Школу я никогда не любил, да и одноклассников своих не особенно. Но, будучи человеком, склонным к пустой ностальгии, школьные годы помнил долго, лет до тридцати, потом, слава богу, все постепенно улетучилось – имена, фамилии, почти все; нынче, когда я вдруг слышу слово "школа", то испытываю облегчение от полного отсутствия ассоциативных рядов, и почему-то в голову приходит чей-то стишок: "Когда б вы знали, из какого сора растут стихи, не ведая стыда. Как желтый одуванчик у забора, как лопухи и лебеда". Не знаю, в какой связи – стихи из меня, слава богу, не растут, просто школа это такой мусор, похлеще лопухов с одуванчиками. Или наряду с ними – под школой у нас до черта росло тех одуванчиков и лопухов. Наверное, поэтому стишок вспоминаю – ассоциативно, вот все же есть один ряд – с лопухами, но лопухи меня не напрягают.
Один мой приятель, музыкант, как-то сказал... – вообще-то, меня страшно раздражает это выражение: "один мой приятель как-то сказал". Потому что, например, другой мой приятель (его потом насмерть сбила машина) всегда начинал фразы словами: "Мне один умный человек когда-то сказал..." Меня ужасно бесила эта фраза, потому что лично я никогда в жизни не встречал ни одного умного человека, не говоря уже о том, чтобы они со мной разговаривали. А если и встречал, то говорили они исключительно всякие глупости... – но здесь я сам вынужден так выразиться, потому что тот музыкант, в самом деле, раз мне сказал: "Какого черта ты слушаешь всю эту старую музыку – "Битлз", "Роллинг Стоунз"? Это же все равно, что рыться в бабушкином сундуке, перебирать старые тряпки". Мне это понравилось, про сундук и тряпки. Если уж "Битлз" и "Роллинг Стоунз" – это старые бабушкины тряпки, то что уже говорить про школу.

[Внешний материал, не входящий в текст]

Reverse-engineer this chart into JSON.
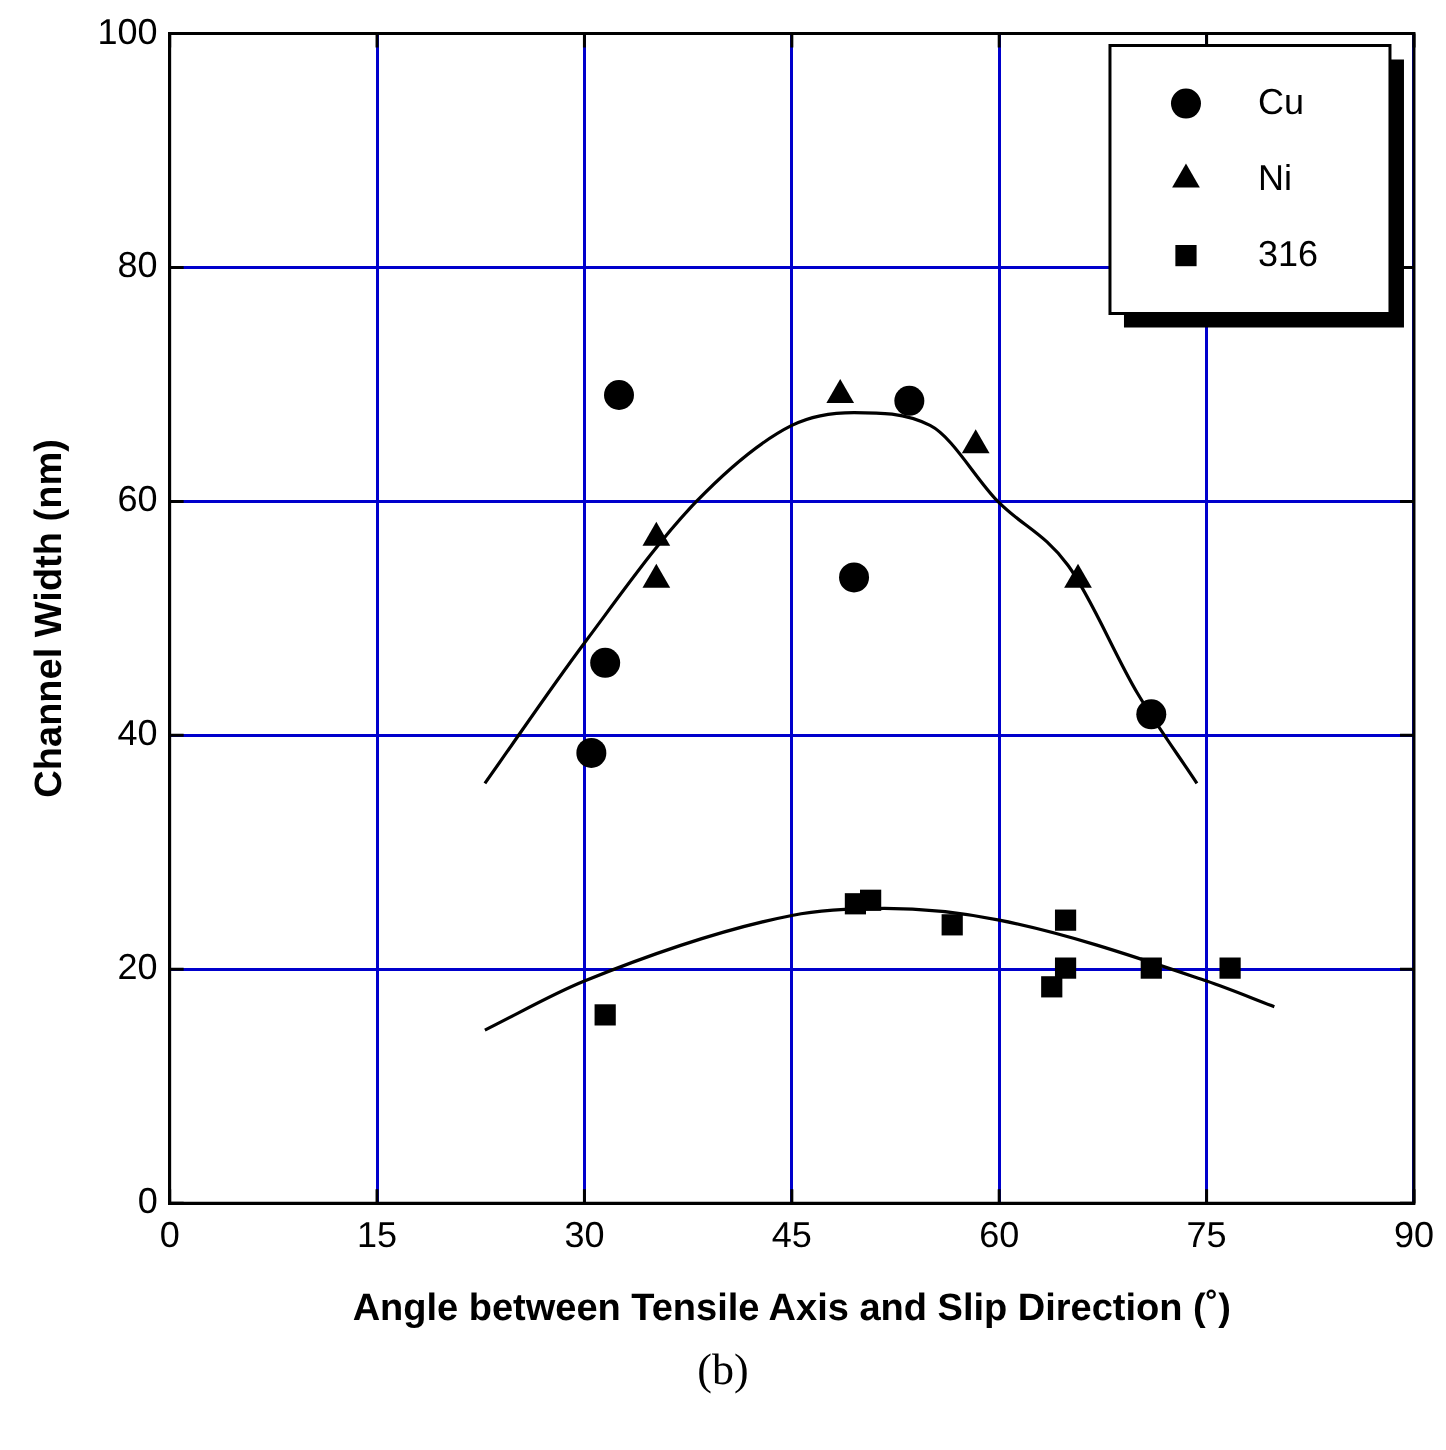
{
  "chart_data": {
    "type": "scatter",
    "xlabel": "Angle between Tensile Axis and Slip Direction (˚)",
    "ylabel": "Channel Width (nm)",
    "xlim": [
      0,
      90
    ],
    "xticks": [
      0,
      15,
      30,
      45,
      60,
      75,
      90
    ],
    "ylim": [
      0,
      100
    ],
    "yticks": [
      0,
      20,
      40,
      60,
      80,
      100
    ],
    "grid": true,
    "legend": "top right",
    "annotations": [
      "(b)"
    ],
    "series": [
      {
        "name": "Cu",
        "color": "#000000",
        "marker": "circle",
        "x": [
          32.5,
          53.5,
          49.5,
          31.5,
          30.5,
          71.0
        ],
        "values": [
          69.1,
          68.6,
          53.5,
          46.2,
          38.5,
          41.8
        ]
      },
      {
        "name": "Ni",
        "color": "#000000",
        "marker": "triangle",
        "x": [
          48.5,
          58.3,
          35.2,
          35.2,
          65.7
        ],
        "values": [
          69.1,
          64.8,
          56.9,
          53.3,
          53.3
        ]
      },
      {
        "name": "316",
        "color": "#000000",
        "marker": "square",
        "x": [
          31.5,
          49.6,
          50.7,
          56.6,
          64.8,
          64.8,
          63.8,
          71.0,
          76.7
        ],
        "values": [
          16.1,
          25.6,
          25.9,
          23.8,
          24.2,
          20.1,
          18.5,
          20.1,
          20.1
        ]
      },
      {
        "type": "line",
        "color": "#000000",
        "marker": "none",
        "x": [
          22.8,
          30,
          38.1,
          45,
          49.5,
          55,
          59.9,
          65,
          70,
          74.3
        ],
        "values": [
          35.9,
          47.9,
          60,
          66.5,
          67.6,
          66.5,
          60,
          54.5,
          43.6,
          35.9
        ]
      },
      {
        "type": "line",
        "color": "#000000",
        "marker": "none",
        "x": [
          22.8,
          30,
          45,
          51.7,
          60,
          75,
          79.9
        ],
        "values": [
          14.8,
          19.0,
          24.6,
          25.2,
          24.2,
          19.0,
          16.8
        ]
      }
    ]
  }
}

Да, туда я и зашел – в лопухи и лебеду. Это возле футбольного поля. Там стал возле железного заборчика, потому что заборчик я помнил – мы там собирались перед школой, на физзарядку, здоровались за руку; пацаны, конечно, не девочки. Это была довольно комичная штука, если поглядеть с высоты времени – когда мы были еще малышами, то просто встречались и говорили друг другу: "Привет", а потом, когда подросли, то стали здороваться, пожимая друг другу руки. Вот так это выглядело со стороны: приходит один, становится возле заборчика, кидает портфель в лопухи, ждет. Приходит второй – здоровается за руку с первым. Потом третий – с первым и вторым. Хуже всего было последнему – ему приходилось пожимать рук двадцать подряд. Странно, что я не помню никого из тех, кому ежедневно пожимал руку в течение многих лет.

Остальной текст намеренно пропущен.